Regulators, however, are not necessarily swayed by the details of the contextual market. They are concerned with what happens on the securities exchanges whose rules they oversee and listings they approve. For exchange-traded products, that means transparent pricing, clear custody, and trading and settlement reliability.
For investors and ETP issuers, their focus is on the liquidity of the underlying asset, the premium or discount of the ETP share price to net asset value, and the trading spreads and volumes that compel market makers and enhance liquidity.
ETPs include exchange-traded notes (debt securities that track the returns of a particular index or asset), exchange-traded funds (which hold equity and debt securities as well as loans, futures, options and cash), and exchange-traded commodities, which hold physical commodities.

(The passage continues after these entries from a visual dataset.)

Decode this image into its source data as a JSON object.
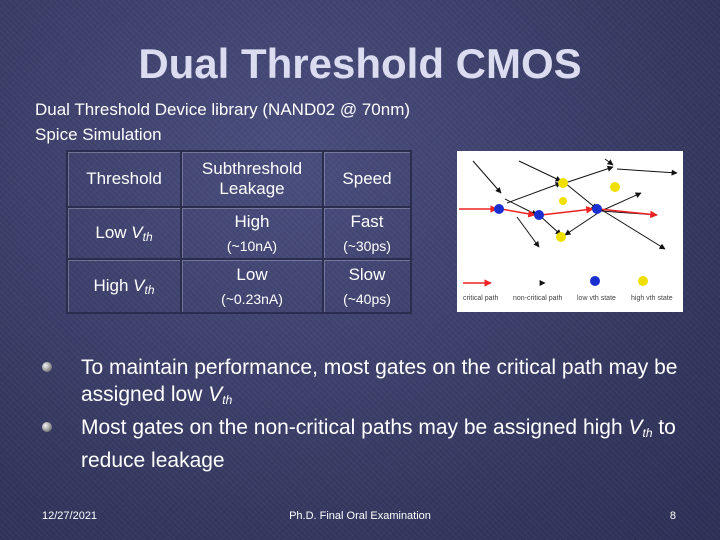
{
  "title": "Dual Threshold CMOS",
  "subhead": {
    "line1": "Dual Threshold Device library (NAND02 @ 70nm)",
    "line2": "Spice Simulation"
  },
  "table": {
    "headers": {
      "threshold": "Threshold",
      "leakage_line1": "Subthreshold",
      "leakage_line2": "Leakage",
      "speed": "Speed"
    },
    "rows": [
      {
        "v": "V",
        "vsub": "th",
        "vprefix": "Low ",
        "leak": "High",
        "leak_val": "(~10nA)",
        "speed": "Fast",
        "speed_val": "(~30ps)"
      },
      {
        "v": "V",
        "vsub": "th",
        "vprefix": "High ",
        "leak": "Low",
        "leak_val": "(~0.23nA)",
        "speed": "Slow",
        "speed_val": "(~40ps)"
      }
    ]
  },
  "diagram": {
    "legend": {
      "critical": "critical path",
      "noncritical": "non-critical path",
      "low": "low vth state",
      "high": "high vth state"
    },
    "colors": {
      "critical": "#ee2222",
      "low": "#1a2fd0",
      "high": "#f0e000",
      "line": "#111111"
    }
  },
  "bullets": [
    {
      "pre": "To maintain performance, most gates on the critical path may be assigned low ",
      "v": "V",
      "vsub": "th",
      "post": ""
    },
    {
      "pre": "Most gates on the non-critical paths may be assigned high ",
      "v": "V",
      "vsub": "th",
      "post": " to reduce leakage"
    }
  ],
  "footer": {
    "date": "12/27/2021",
    "center": "Ph.D. Final Oral Examination",
    "page": "8"
  }
}
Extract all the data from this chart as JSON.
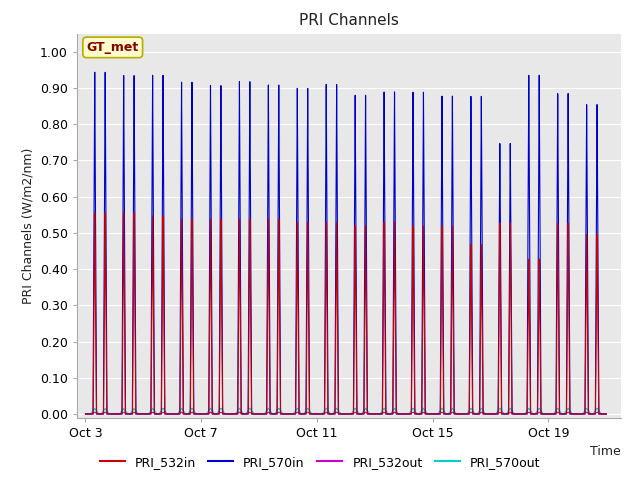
{
  "title": "PRI Channels",
  "ylabel": "PRI Channels (W/m2/nm)",
  "xlabel": "Time",
  "yticks": [
    0.0,
    0.1,
    0.2,
    0.3,
    0.4,
    0.5,
    0.6,
    0.7,
    0.8,
    0.9,
    1.0
  ],
  "xtick_labels": [
    "Oct 3",
    "Oct 7",
    "Oct 11",
    "Oct 15",
    "Oct 19"
  ],
  "fig_bg_color": "#ffffff",
  "plot_bg_color": "#e8e8e8",
  "grid_color": "#ffffff",
  "legend_entries": [
    "PRI_532in",
    "PRI_570in",
    "PRI_532out",
    "PRI_570out"
  ],
  "legend_colors": [
    "#cc0000",
    "#0000cc",
    "#cc00cc",
    "#00cccc"
  ],
  "annotation_text": "GT_met",
  "annotation_bg": "#ffffcc",
  "annotation_border": "#bbaa00",
  "annotation_text_color": "#880000",
  "n_cycles": 18,
  "total_days": 18.0,
  "pri532in_peaks": [
    0.56,
    0.56,
    0.55,
    0.54,
    0.54,
    0.54,
    0.54,
    0.53,
    0.53,
    0.52,
    0.53,
    0.52,
    0.52,
    0.47,
    0.53,
    0.43,
    0.53,
    0.5
  ],
  "pri570in_peaks": [
    0.95,
    0.94,
    0.94,
    0.92,
    0.91,
    0.92,
    0.91,
    0.9,
    0.91,
    0.88,
    0.89,
    0.89,
    0.88,
    0.88,
    0.75,
    0.94,
    0.89,
    0.86
  ],
  "pri532out_peaks": [
    0.005,
    0.005,
    0.005,
    0.005,
    0.005,
    0.005,
    0.005,
    0.005,
    0.005,
    0.005,
    0.005,
    0.005,
    0.005,
    0.005,
    0.005,
    0.005,
    0.005,
    0.005
  ],
  "pri570out_peaks": [
    0.015,
    0.015,
    0.016,
    0.016,
    0.016,
    0.016,
    0.016,
    0.016,
    0.016,
    0.016,
    0.016,
    0.016,
    0.016,
    0.016,
    0.016,
    0.016,
    0.016,
    0.016
  ],
  "xstart": -0.3,
  "xend": 18.5
}
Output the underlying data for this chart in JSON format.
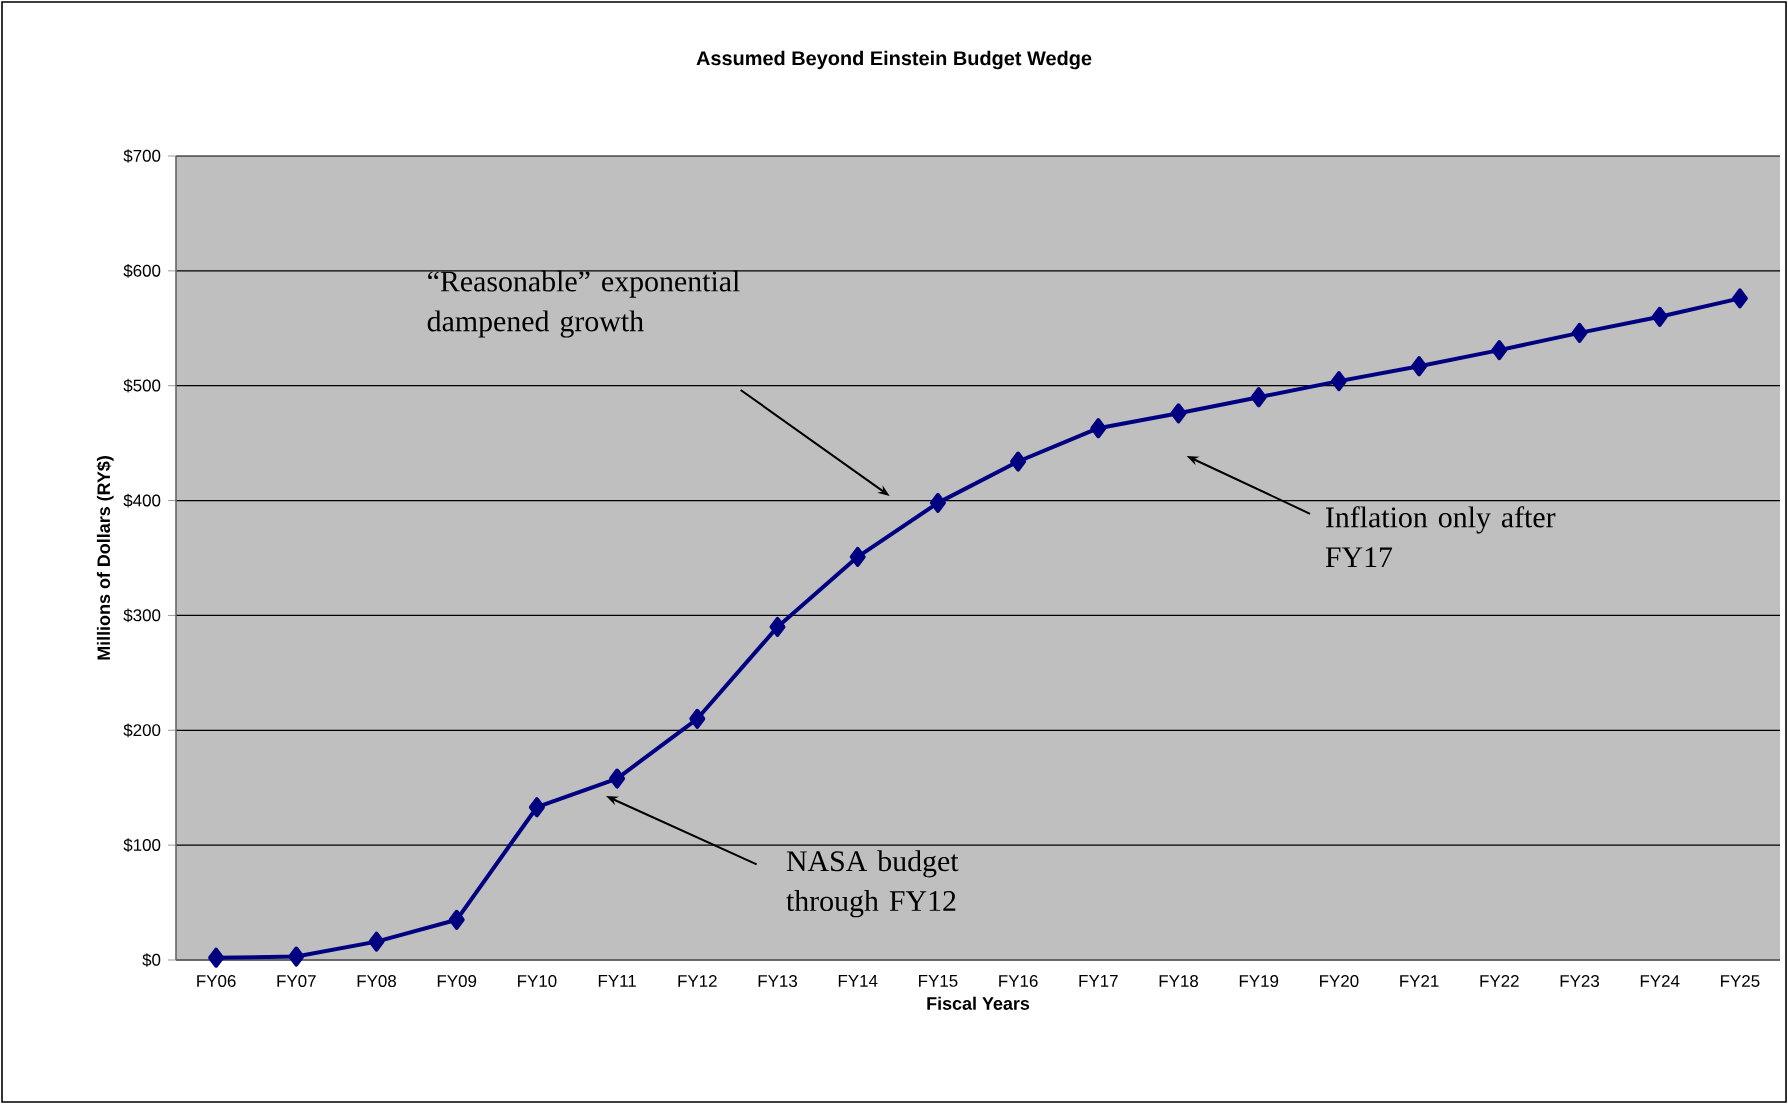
{
  "chart_data": {
    "type": "line",
    "title": "Assumed Beyond Einstein Budget Wedge",
    "xlabel": "Fiscal Years",
    "ylabel": "Millions of Dollars (RY$)",
    "categories": [
      "FY06",
      "FY07",
      "FY08",
      "FY09",
      "FY10",
      "FY11",
      "FY12",
      "FY13",
      "FY14",
      "FY15",
      "FY16",
      "FY17",
      "FY18",
      "FY19",
      "FY20",
      "FY21",
      "FY22",
      "FY23",
      "FY24",
      "FY25"
    ],
    "series": [
      {
        "color": "#000080",
        "values": [
          2,
          3,
          16,
          35,
          133,
          158,
          210,
          290,
          351,
          398,
          434,
          463,
          476,
          490,
          504,
          517,
          531,
          546,
          560,
          576
        ]
      }
    ],
    "ylim": [
      0,
      700
    ],
    "yticks": [
      {
        "value": 0,
        "label": "$0"
      },
      {
        "value": 100,
        "label": "$100"
      },
      {
        "value": 200,
        "label": "$200"
      },
      {
        "value": 300,
        "label": "$300"
      },
      {
        "value": 400,
        "label": "$400"
      },
      {
        "value": 500,
        "label": "$500"
      },
      {
        "value": 600,
        "label": "$600"
      },
      {
        "value": 700,
        "label": "$700"
      }
    ],
    "grid": "y",
    "marker": "diamond",
    "line_style": "solid",
    "annotations": [
      "“Reasonable” exponential dampened growth",
      "NASA budget through FY12",
      "Inflation only after FY17"
    ]
  }
}
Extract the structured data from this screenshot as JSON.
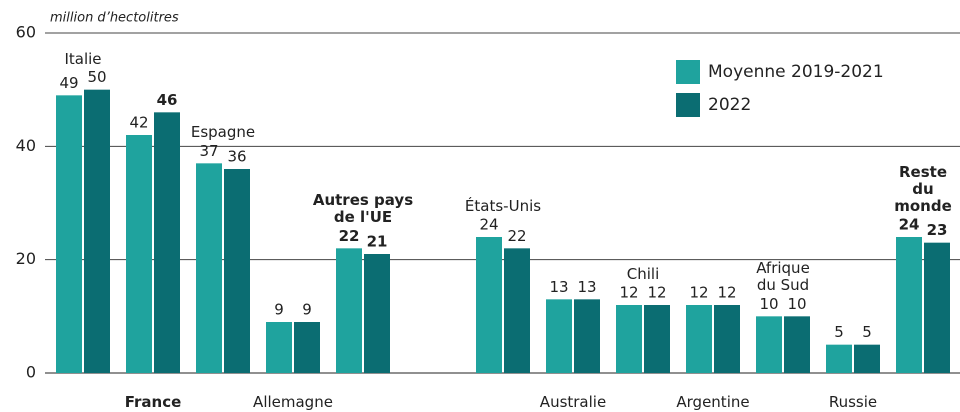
{
  "chart_data": {
    "type": "bar",
    "y_axis_label": "million d’hectolitres",
    "categories": [
      "Italie",
      "France",
      "Espagne",
      "Allemagne",
      "Autres pays\nde l'UE",
      null,
      "États-Unis",
      "Australie",
      "Chili",
      "Argentine",
      "Afrique\ndu Sud",
      "Russie",
      "Reste\ndu monde"
    ],
    "series": [
      {
        "name": "Moyenne 2019-2021",
        "color": "#1fa39e",
        "values": [
          49,
          42,
          37,
          9,
          22,
          null,
          24,
          13,
          12,
          12,
          10,
          5,
          24
        ]
      },
      {
        "name": "2022",
        "color": "#0b6d72",
        "values": [
          50,
          46,
          36,
          9,
          21,
          null,
          22,
          13,
          12,
          12,
          10,
          5,
          23
        ]
      }
    ],
    "ylim": [
      0,
      60
    ],
    "yticks": [
      0,
      20,
      40,
      60
    ],
    "grid": true,
    "legend": "top-right"
  }
}
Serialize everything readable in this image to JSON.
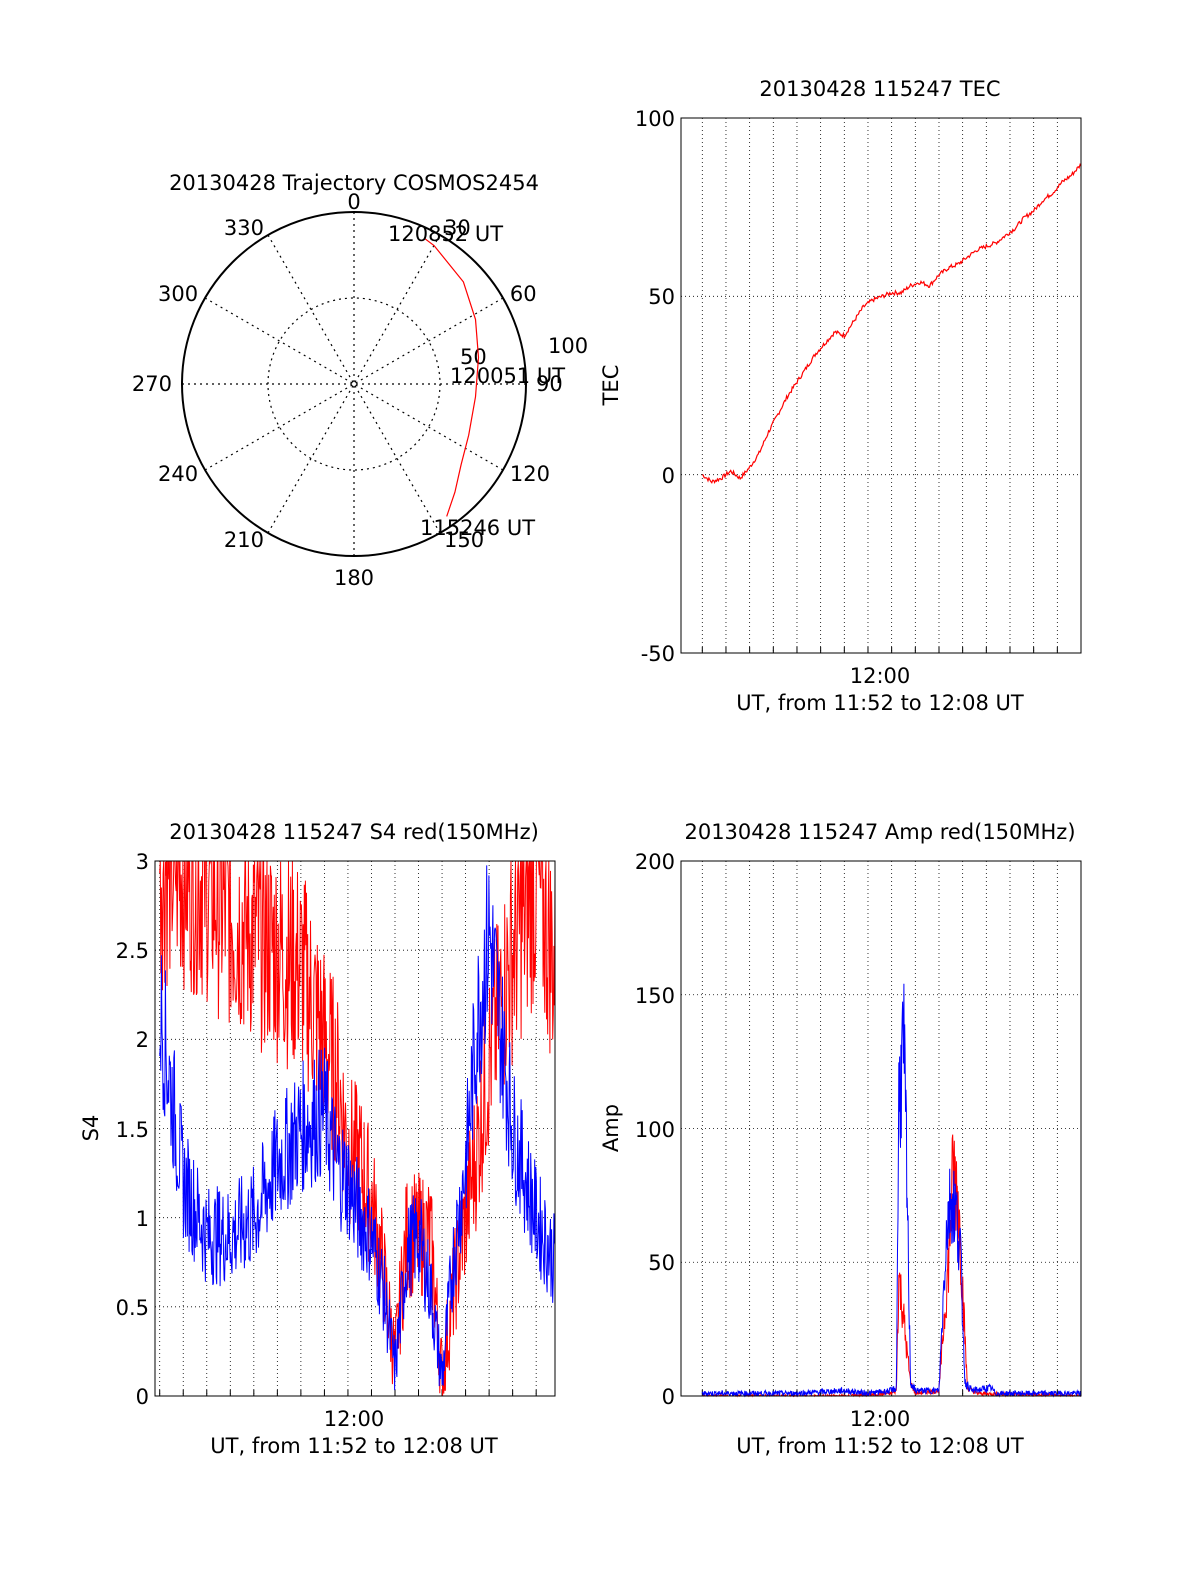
{
  "colors": {
    "red": "#ff0000",
    "blue": "#0000ff",
    "axis": "#000000",
    "grid": "#000000"
  },
  "polar": {
    "title": "20130428 Trajectory COSMOS2454",
    "azimuth_labels": [
      "0",
      "30",
      "60",
      "90",
      "120",
      "150",
      "180",
      "210",
      "240",
      "270",
      "300",
      "330"
    ],
    "radial_labels": [
      "50",
      "100"
    ],
    "point_labels": [
      "120852 UT",
      "120051 UT",
      "115246 UT"
    ],
    "chart_data": {
      "type": "scatter",
      "coordinate": "polar",
      "note_axes": "azimuth degrees clockwise from 0 at top; radius = zenith angle 0-100",
      "series": [
        {
          "color": "#ff0000",
          "points": [
            {
              "az": 145,
              "r": 94,
              "label": "115246 UT"
            },
            {
              "az": 137,
              "r": 86
            },
            {
              "az": 127,
              "r": 78
            },
            {
              "az": 114,
              "r": 73
            },
            {
              "az": 96,
              "r": 71,
              "label": "120051 UT"
            },
            {
              "az": 78,
              "r": 74
            },
            {
              "az": 62,
              "r": 80
            },
            {
              "az": 47,
              "r": 87
            },
            {
              "az": 30,
              "r": 93
            },
            {
              "az": 26,
              "r": 94,
              "label": "120852 UT"
            }
          ]
        }
      ]
    }
  },
  "tec": {
    "title": "20130428 115247 TEC",
    "ylabel": "TEC",
    "xlabel": "UT, from 11:52 to 12:08 UT",
    "xtick": "12:00",
    "yticks": [
      "100",
      "50",
      "0",
      "-50"
    ],
    "chart_data": {
      "type": "line",
      "x_range_minutes": [
        -8.9,
        8.0
      ],
      "ylim": [
        -50,
        100
      ],
      "series": [
        {
          "color": "#ff0000",
          "x": [
            -8.0,
            -7.6,
            -7.2,
            -6.8,
            -6.4,
            -6.0,
            -5.6,
            -5.2,
            -4.8,
            -4.4,
            -4.0,
            -3.6,
            -3.2,
            -2.8,
            -2.4,
            -2.0,
            -1.6,
            -1.2,
            -0.8,
            -0.4,
            0.0,
            0.4,
            0.8,
            1.2,
            1.6,
            2.0,
            2.4,
            2.8,
            3.2,
            3.6,
            4.0,
            4.4,
            4.8,
            5.2,
            5.6,
            6.0,
            6.4,
            6.8,
            7.2,
            7.6,
            8.0
          ],
          "values": [
            0,
            -2,
            -1,
            1,
            -1,
            2,
            6,
            12,
            17,
            22,
            26,
            30,
            34,
            37,
            40,
            39,
            43,
            47,
            49,
            50,
            51,
            51,
            53,
            54,
            53,
            56,
            58,
            59,
            61,
            63,
            64,
            65,
            67,
            69,
            72,
            74,
            77,
            79,
            82,
            84,
            87
          ]
        }
      ]
    }
  },
  "s4": {
    "title": "20130428 115247 S4 red(150MHz)",
    "ylabel": "S4",
    "xlabel": "UT, from 11:52 to 12:08 UT",
    "xtick": "12:00",
    "yticks": [
      "3",
      "2.5",
      "2",
      "1.5",
      "1",
      "0.5",
      "0"
    ],
    "chart_data": {
      "type": "line",
      "x_range_minutes": [
        -8.2,
        8.8
      ],
      "ylim": [
        0,
        3
      ],
      "series": [
        {
          "color": "#ff0000",
          "x": [
            -8.0,
            -7.0,
            -6.0,
            -5.0,
            -4.0,
            -3.0,
            -2.0,
            -1.0,
            -0.5,
            0.0,
            0.5,
            1.0,
            1.5,
            2.0,
            2.5,
            3.0,
            3.5,
            4.0,
            4.5,
            5.0,
            5.5,
            6.0,
            7.0,
            8.0,
            8.8
          ],
          "values": [
            3.0,
            3.0,
            2.9,
            2.7,
            2.6,
            2.5,
            2.4,
            2.0,
            1.8,
            1.4,
            1.3,
            1.1,
            0.7,
            0.2,
            0.9,
            0.9,
            0.9,
            0.1,
            0.6,
            1.0,
            1.4,
            1.9,
            2.5,
            2.9,
            2.4
          ]
        },
        {
          "color": "#0000ff",
          "x": [
            -8.0,
            -7.0,
            -6.0,
            -5.0,
            -4.0,
            -3.0,
            -2.0,
            -1.0,
            -0.5,
            0.0,
            0.5,
            1.0,
            1.5,
            2.0,
            2.5,
            3.0,
            3.5,
            4.0,
            4.5,
            5.0,
            5.5,
            6.0,
            7.0,
            8.0,
            8.8
          ],
          "values": [
            2.2,
            1.2,
            0.9,
            0.9,
            1.0,
            1.3,
            1.5,
            1.6,
            1.3,
            1.2,
            1.0,
            0.9,
            0.6,
            0.15,
            0.8,
            0.9,
            0.6,
            0.1,
            0.8,
            1.3,
            2.1,
            2.6,
            1.5,
            1.0,
            0.75
          ]
        }
      ]
    }
  },
  "amp": {
    "title": "20130428 115247 Amp red(150MHz)",
    "ylabel": "Amp",
    "xlabel": "UT, from 11:52 to 12:08 UT",
    "xtick": "12:00",
    "yticks": [
      "200",
      "150",
      "100",
      "50",
      "0"
    ],
    "chart_data": {
      "type": "line",
      "x_range_minutes": [
        -8.9,
        8.0
      ],
      "ylim": [
        0,
        200
      ],
      "series": [
        {
          "color": "#ff0000",
          "x": [
            -8.0,
            -2.0,
            0.0,
            0.2,
            0.3,
            0.5,
            0.6,
            0.8,
            1.0,
            2.0,
            2.4,
            2.6,
            2.8,
            3.0,
            3.2,
            3.6,
            8.0
          ],
          "values": [
            0,
            0,
            1,
            2,
            45,
            30,
            20,
            5,
            1,
            2,
            50,
            85,
            75,
            40,
            3,
            1,
            0
          ]
        },
        {
          "color": "#0000ff",
          "x": [
            -8.0,
            -6.0,
            -4.0,
            -2.0,
            -1.0,
            0.0,
            0.2,
            0.3,
            0.4,
            0.5,
            0.6,
            0.8,
            1.0,
            2.0,
            2.3,
            2.5,
            2.7,
            2.9,
            3.1,
            3.4,
            4.2,
            4.4,
            8.0
          ],
          "values": [
            1,
            1,
            1,
            2,
            1,
            2,
            3,
            110,
            120,
            130,
            100,
            5,
            2,
            2,
            60,
            75,
            70,
            55,
            5,
            2,
            3,
            1,
            1
          ]
        }
      ]
    }
  }
}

"Tight spreads are easily achieved when a product is built the right way," Mr. Cavatoni said. "They give market makers confidence to transact."
Confidence in gold is also backed by millennia of luster, utilization and speculation. Bitcoin, on the other hand, just had its bar mitzvah last year.
It's not that bitcoin and other cryptocurrencies aren't available to anyone who wants to buy. Crypto can be held directly in a digital wallet or bought on an exchange such as Coinbase and Binance. (Last fall's bankruptcy of FTX cast a lot of doubt on such exchanges amid the "crypto winter" of declining asset values and failed companies.)